30 Kasım 2010

mektup

şimdi ben biliyorum ki her yanım kıpkırmızı oldu. ateş gelip göğüslerimin üzerine oturdu. kızgın olabilmek isterdim ama ölesiye kırgınım. muhtemelen sen de. öyle bir geçer zamanki'ye ağlarmış gibi ağlayamıyorum bu sefer. dizide ağlanacak bir şey yok çünkü.
sadece "kimsem yok." dediğimde... bencillik mi yapıyorum? muhtemelen. ama yine de sen anlardın. ve ben ilk kez uzakta olmanın çaresizliğini bu kadar derinden yaşadım, çırpınamayacak kadar derinden. özür dilerim..

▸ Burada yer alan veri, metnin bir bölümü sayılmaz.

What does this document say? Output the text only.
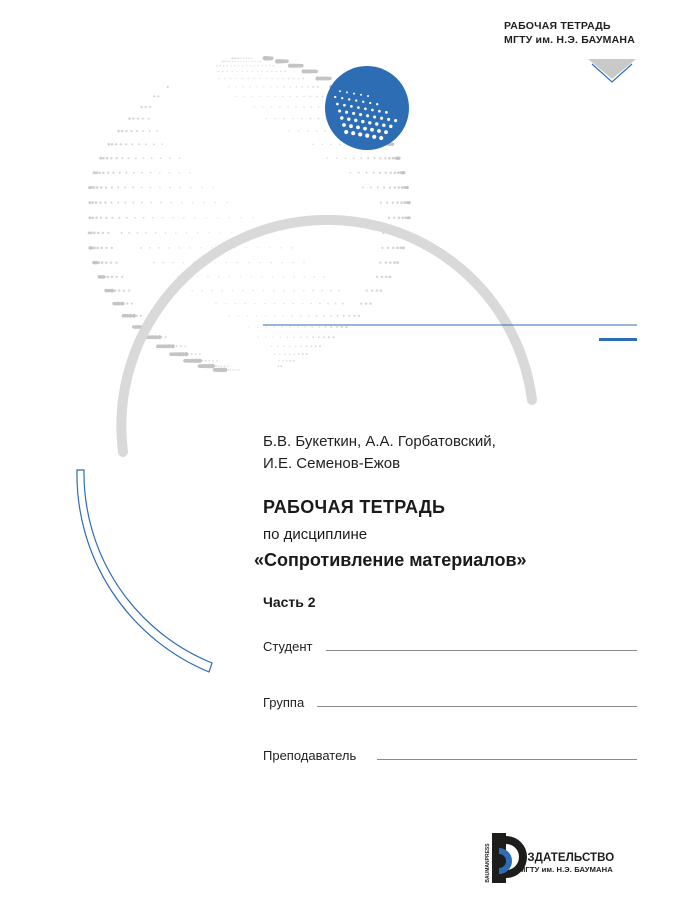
BAUMANPRESS
РАБОЧАЯ ТЕТРАДЬ
МГТУ им. Н.Э. БАУМАНА
Б.В. Букеткин, А.А. Горбатовский,
И.Е. Семенов-Ежов
РАБОЧАЯ ТЕТРАДЬ
по дисциплине
«Сопротивление материалов»
Часть 2
Студент
Группа
Преподаватель
ИЗДАТЕЛЬСТВО
МГТУ им. Н.Э. БАУМАНА
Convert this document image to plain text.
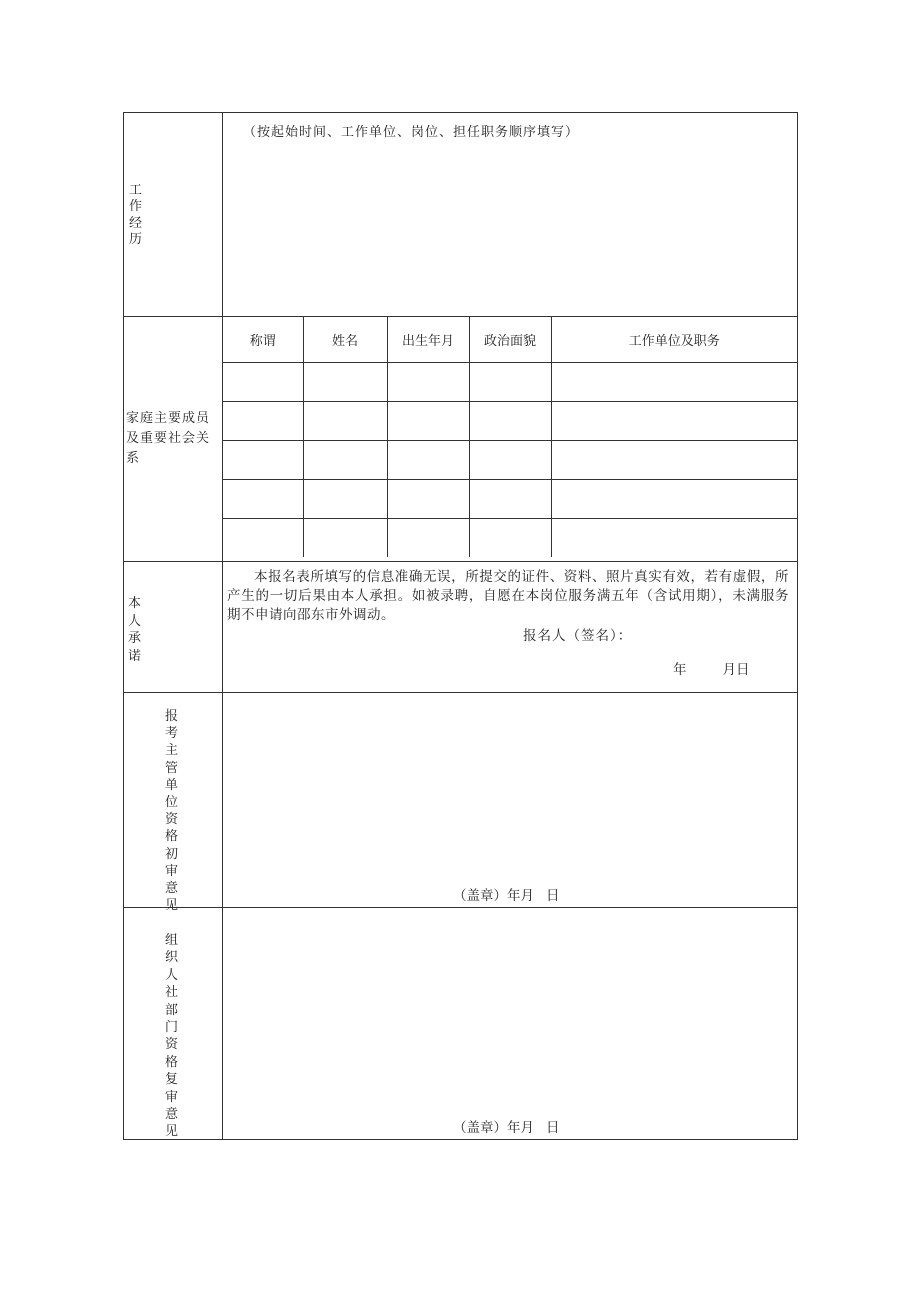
工作经历
（按起始时间、工作单位、岗位、担任职务顺序填写）
家庭主要成员及重要社会关系
称谓	姓名	出生年月	政治面貌	工作单位及职务

本人承诺
本报名表所填写的信息准确无误，所提交的证件、资料、照片真实有效，若有虚假，所产生的一切后果由本人承担。如被录聘，自愿在本岗位服务满五年（含试用期），未满服务期不申请向邵东市外调动。
报名人（签名）：
年	月日
报考主管单位资格初审意见
（盖章）年月 日
组织人社部门资格复审意见	（盖章）年月 日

düşündüren garip olaylar silsilesi


dün savaş hoca bizi okulda ziyaret etti, geçen yıl daha sınava bile girmemişken söz vermişti geleceğine. bir araya gelip millete nispet yapma gereği duyan herkes gibi toplu fotoğraf olsun istedik ve yan masaya sorduk ki barbaros şansal (soyadını ve işini yaptığım araştırma sonucu öğrendim) atlayıp fotoğrafımızı çekti. hemen arkasından da "benim makinemle de!" diyerek gruba katıldı. yani artık kendisiyle çekilmiş birkaç fotoğrafa sahibim. hani aslında sana kalsa hiç tanımayacağın insanlarla vakit geçirmek durumunda kalırsın ya okul, dersane yüzünden işte o fotoğraf bunu zaten belirtecekti ancak bu şekilde tam bir tezatlar yığını oldu. elime geçtiği anda yayınlamayı bile düşünüyorum.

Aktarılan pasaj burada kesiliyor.